Il concetto di nazionalità è comunemente associato a una casa, alla famiglia, alla propria vita. E allora come fare per descrivere una vita che è stata vissuta per la maggior parte spostandosi tra Paesi diversi? Significa forse che devo raccontare la storia di tutta la mia vita a chiunque incontri? Questo si collega anche a un’altra questione, e cioè: come definire le persone che sono nella mia stessa condizione? Espatriati, migranti, nomadi? Ma anche questi termini non siamo noi a definirli, ma descrivono piuttosto come veniamo visti da una società o da uno Stato.
Sono nata a Vienna, in Austria, e durante le scuole medie mi sono trasferita in Indonesia, dove automaticamente sono stata etichettata come la ricca “bule”, che nella lingua del posto significa “persona bianca”. In Indonesia ho sperimentato per la prima volta il trattamento privilegiato e il maggior potere che viene riconosciuto alle persone bianche in quanto tali.
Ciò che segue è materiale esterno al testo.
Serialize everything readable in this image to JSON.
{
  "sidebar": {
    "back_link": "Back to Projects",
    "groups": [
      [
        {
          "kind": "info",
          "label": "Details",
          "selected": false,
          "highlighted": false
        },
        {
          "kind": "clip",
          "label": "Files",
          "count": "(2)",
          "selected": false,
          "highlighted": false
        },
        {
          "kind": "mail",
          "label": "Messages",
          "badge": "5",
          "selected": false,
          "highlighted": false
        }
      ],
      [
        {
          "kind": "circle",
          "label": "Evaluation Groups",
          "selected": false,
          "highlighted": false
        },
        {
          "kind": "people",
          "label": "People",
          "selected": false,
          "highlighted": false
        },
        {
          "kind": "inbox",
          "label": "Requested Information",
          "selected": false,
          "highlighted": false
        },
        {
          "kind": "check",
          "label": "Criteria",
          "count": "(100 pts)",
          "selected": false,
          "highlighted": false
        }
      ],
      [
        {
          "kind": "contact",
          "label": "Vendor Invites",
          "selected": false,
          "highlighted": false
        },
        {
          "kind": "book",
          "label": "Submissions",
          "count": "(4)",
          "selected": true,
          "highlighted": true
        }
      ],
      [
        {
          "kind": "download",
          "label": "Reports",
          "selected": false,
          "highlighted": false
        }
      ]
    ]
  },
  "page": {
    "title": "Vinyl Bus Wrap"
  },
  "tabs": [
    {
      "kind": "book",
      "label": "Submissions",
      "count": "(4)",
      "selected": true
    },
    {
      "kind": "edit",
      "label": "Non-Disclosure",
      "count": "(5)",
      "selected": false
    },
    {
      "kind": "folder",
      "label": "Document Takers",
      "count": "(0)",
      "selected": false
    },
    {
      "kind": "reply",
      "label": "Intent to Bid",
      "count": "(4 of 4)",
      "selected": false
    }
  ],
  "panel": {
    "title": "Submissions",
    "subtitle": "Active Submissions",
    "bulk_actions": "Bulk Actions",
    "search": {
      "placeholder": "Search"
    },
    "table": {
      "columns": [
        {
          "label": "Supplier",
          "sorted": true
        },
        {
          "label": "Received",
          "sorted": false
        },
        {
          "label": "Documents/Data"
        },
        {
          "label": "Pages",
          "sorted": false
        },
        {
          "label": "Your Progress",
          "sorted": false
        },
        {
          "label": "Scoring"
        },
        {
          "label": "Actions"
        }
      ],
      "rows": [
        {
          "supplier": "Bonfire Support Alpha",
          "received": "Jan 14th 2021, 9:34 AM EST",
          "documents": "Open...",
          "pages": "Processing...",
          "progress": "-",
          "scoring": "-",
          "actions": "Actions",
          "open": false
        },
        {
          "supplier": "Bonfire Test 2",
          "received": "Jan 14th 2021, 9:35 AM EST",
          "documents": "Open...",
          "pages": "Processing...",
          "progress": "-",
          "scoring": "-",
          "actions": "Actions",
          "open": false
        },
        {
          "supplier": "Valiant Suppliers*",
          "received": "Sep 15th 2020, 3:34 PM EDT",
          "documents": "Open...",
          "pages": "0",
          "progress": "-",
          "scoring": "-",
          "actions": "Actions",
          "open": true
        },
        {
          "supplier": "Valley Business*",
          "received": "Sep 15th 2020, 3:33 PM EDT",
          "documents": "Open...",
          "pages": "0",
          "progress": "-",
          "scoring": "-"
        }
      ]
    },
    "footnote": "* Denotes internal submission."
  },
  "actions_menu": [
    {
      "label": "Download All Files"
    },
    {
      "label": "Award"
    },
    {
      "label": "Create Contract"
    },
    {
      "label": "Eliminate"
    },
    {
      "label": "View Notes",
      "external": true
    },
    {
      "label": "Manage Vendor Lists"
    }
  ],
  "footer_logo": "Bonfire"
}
Quando mi sono trasferita dall’Indonesia all’Inghilterra, ho vissuto invece l’altra faccia della medaglia. Date le mie origini e il fatto che ero appena arrivata da una nazione considerata “meno sviluppata”, si pensava che fossi rimasta indietro con la mia formazione scolastica. Per questo, io e mio fratello siamo stati assegnati a una classe di recupero, riservate agli studenti che fanno fatica a rimanere al passo con il programma scolastico regolare (ma si sono accorti ben presto che eravamo del tutto fuori posto in quelle classi).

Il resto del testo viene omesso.